Several years ago, Ron worked with the head of R&D at a technology company who worried that the organization was spread too thin across too many projects. But when he conducted a portfolio review, he found that nearly every project leader claimed to be “very close” to a major breakthrough and argued for continued funding.

Instead of accepting these claims, the R&D leader introduced three clear criteria for evaluating projects: Was there a viable scientific path forward? Would success address an unmet customer need? And was the company ahead of competitors, based on patent and market intelligence? Using these criteria, he narrowed the portfolio to a smaller set of the most promising efforts.

Although he worried that shutting projects down would anger researchers, the opposite happened. Resources were reallocated to higher-potential work, accelerating the research pipeline, and the teams accepted the decisions because the process was transparent and fair. Some even admitted they knew their previous projects were on a weak trajectory and were relieved to move on to opportunities with a better chance of success.

Saying no to strategic initiatives can be especially challenging at nonprofits, where programs are often championed by influential donors. Ron worked with an organization focused on increasing high school graduation rates among at-risk teens in six cities. Several board members, donors, and staff with a vision of national impact pushed to expand to a new city every year, but the CEO worried the organization lacked the bandwidth. However she didn’t want to alienate supporters.
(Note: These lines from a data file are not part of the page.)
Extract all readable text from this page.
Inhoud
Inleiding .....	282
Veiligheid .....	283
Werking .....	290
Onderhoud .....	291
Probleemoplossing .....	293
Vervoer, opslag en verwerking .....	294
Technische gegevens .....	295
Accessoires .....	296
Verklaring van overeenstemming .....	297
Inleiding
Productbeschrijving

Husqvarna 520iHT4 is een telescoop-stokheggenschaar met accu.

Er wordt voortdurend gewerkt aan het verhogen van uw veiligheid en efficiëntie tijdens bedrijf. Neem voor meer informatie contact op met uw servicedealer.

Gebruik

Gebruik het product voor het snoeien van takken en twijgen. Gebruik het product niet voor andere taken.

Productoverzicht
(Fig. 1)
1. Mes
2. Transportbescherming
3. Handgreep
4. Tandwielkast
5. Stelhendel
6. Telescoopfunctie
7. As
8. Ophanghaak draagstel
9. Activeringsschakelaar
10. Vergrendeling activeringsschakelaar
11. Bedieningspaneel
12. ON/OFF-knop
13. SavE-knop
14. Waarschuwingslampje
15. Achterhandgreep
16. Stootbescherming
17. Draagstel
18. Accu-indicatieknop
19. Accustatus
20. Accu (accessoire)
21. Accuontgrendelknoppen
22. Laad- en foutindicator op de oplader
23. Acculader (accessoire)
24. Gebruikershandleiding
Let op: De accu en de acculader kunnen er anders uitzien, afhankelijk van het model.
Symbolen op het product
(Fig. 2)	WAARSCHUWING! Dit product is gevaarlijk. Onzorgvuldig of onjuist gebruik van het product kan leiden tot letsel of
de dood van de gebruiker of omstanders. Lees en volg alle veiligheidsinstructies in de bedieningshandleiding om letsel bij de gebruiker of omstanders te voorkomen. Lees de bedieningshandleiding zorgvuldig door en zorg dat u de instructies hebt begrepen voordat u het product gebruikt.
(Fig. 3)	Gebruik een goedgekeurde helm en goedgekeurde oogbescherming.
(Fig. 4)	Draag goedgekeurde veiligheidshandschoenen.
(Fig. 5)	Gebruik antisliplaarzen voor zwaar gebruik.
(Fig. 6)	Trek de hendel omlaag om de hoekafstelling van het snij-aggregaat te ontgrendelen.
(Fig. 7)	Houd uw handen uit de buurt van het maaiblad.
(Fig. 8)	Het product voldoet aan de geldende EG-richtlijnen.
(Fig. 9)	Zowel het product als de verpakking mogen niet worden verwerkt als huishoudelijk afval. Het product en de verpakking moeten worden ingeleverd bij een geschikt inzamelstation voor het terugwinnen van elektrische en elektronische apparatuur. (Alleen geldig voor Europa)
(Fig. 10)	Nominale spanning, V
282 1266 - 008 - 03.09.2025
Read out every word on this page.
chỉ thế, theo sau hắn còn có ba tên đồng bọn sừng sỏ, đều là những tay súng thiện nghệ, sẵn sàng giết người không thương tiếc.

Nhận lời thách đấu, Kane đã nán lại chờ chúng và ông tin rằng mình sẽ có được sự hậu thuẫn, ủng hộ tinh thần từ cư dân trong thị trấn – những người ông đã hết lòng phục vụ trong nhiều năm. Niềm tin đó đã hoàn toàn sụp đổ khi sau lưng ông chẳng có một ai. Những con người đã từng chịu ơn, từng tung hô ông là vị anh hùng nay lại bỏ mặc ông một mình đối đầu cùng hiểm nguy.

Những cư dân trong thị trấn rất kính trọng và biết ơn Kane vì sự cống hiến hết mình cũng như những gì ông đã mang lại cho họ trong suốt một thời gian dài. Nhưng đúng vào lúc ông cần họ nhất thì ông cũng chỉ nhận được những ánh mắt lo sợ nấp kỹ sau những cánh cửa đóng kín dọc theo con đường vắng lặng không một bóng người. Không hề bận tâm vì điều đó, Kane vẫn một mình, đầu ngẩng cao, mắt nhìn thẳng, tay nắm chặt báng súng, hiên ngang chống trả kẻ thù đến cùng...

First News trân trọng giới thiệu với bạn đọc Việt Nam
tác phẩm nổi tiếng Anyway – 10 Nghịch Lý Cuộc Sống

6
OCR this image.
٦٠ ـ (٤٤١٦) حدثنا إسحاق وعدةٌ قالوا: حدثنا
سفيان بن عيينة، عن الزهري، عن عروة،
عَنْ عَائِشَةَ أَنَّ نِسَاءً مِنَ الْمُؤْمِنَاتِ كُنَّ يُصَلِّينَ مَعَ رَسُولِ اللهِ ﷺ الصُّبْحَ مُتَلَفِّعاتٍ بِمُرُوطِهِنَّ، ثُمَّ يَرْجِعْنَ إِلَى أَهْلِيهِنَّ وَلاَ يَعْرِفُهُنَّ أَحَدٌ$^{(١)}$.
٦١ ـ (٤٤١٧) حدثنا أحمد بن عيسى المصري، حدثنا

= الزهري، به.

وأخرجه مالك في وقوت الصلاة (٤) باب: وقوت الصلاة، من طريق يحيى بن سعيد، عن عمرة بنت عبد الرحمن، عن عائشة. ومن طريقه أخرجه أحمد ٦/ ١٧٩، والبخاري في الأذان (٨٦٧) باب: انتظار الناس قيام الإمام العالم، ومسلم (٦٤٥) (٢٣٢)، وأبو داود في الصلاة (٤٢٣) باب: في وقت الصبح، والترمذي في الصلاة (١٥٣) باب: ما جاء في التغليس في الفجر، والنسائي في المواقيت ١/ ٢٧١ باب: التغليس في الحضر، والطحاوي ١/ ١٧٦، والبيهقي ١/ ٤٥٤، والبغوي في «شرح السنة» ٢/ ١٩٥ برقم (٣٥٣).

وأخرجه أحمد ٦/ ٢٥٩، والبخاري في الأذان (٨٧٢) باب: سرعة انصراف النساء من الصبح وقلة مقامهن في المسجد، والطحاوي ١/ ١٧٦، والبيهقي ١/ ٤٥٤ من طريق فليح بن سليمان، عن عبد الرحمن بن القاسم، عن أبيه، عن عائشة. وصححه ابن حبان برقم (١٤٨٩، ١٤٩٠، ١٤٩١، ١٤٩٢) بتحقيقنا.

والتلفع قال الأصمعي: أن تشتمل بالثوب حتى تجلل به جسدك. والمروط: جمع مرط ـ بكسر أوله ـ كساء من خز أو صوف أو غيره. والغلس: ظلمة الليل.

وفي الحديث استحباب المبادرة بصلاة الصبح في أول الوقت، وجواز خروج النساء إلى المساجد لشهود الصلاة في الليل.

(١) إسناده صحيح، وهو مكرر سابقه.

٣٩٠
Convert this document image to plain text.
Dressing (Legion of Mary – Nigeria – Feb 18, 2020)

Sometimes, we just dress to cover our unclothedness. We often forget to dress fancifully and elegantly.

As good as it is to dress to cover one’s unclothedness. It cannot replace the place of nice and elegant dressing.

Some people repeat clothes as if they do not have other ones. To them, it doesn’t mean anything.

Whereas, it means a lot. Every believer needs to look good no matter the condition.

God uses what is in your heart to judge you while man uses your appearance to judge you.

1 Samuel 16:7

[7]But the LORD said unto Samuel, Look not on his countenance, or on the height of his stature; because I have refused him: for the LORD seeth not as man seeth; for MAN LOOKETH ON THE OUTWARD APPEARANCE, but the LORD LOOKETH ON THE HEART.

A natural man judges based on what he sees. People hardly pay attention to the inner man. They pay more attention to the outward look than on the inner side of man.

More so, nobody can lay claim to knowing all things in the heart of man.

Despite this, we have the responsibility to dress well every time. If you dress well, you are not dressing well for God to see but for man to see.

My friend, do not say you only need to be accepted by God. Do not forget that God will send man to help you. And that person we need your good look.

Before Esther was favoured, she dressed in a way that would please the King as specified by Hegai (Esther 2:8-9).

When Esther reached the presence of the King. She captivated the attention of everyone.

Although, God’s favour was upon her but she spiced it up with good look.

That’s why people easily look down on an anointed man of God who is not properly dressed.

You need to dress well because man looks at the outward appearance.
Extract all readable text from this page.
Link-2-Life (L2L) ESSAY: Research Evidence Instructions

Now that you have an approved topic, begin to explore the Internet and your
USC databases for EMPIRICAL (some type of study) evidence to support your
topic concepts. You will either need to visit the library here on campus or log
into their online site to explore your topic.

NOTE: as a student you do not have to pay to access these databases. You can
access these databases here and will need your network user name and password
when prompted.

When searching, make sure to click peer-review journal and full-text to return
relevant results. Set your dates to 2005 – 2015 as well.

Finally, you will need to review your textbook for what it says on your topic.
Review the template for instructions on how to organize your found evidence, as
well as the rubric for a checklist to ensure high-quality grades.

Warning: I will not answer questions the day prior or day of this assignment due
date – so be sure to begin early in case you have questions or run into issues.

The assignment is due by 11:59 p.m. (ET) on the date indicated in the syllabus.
To demonstrate the need for strategic focus, she convened small-group discussions to discuss possibilities for the organization’s growth strategy, inviting stakeholders to consider a number of alternatives and what each would require. The groups ultimately agreed with the CEO. The organization chose to deepen its reach by selectively adding schools and neighborhoods within existing cities, increasing their support of at-risk teens while building capacity for future growth—and simultaneously increasing the financial commitment of the very donors who had been pressing for the organization’s expansion.

Getting Started

There will be natural resistance to raising the bar in these four ways, especially for people who have gotten comfortable. Changing culture and expectations toward being good rather than nice will require courage and persistence. It also requires a team effort—you can’t be the only one demanding excellence and making tough choices. As a senior leader, part of your job is to develop a leadership team with the same mindset that can cascade this way of working throughout the organization and make it part of the operating culture.

To start, think small. Pick one decision you’ve been dodging because it might bruise an ego or provoke pushback. Make the good choice instead of the nice one: Have the direct conversation. End the under-performing project. Redefine the role. Take the next step and make it a practice, and you’ll start a cultural flywheel: Candor becomes the new norm, and excellence becomes habitual as your actions will be directly linked to actually helping people and organizations flourish.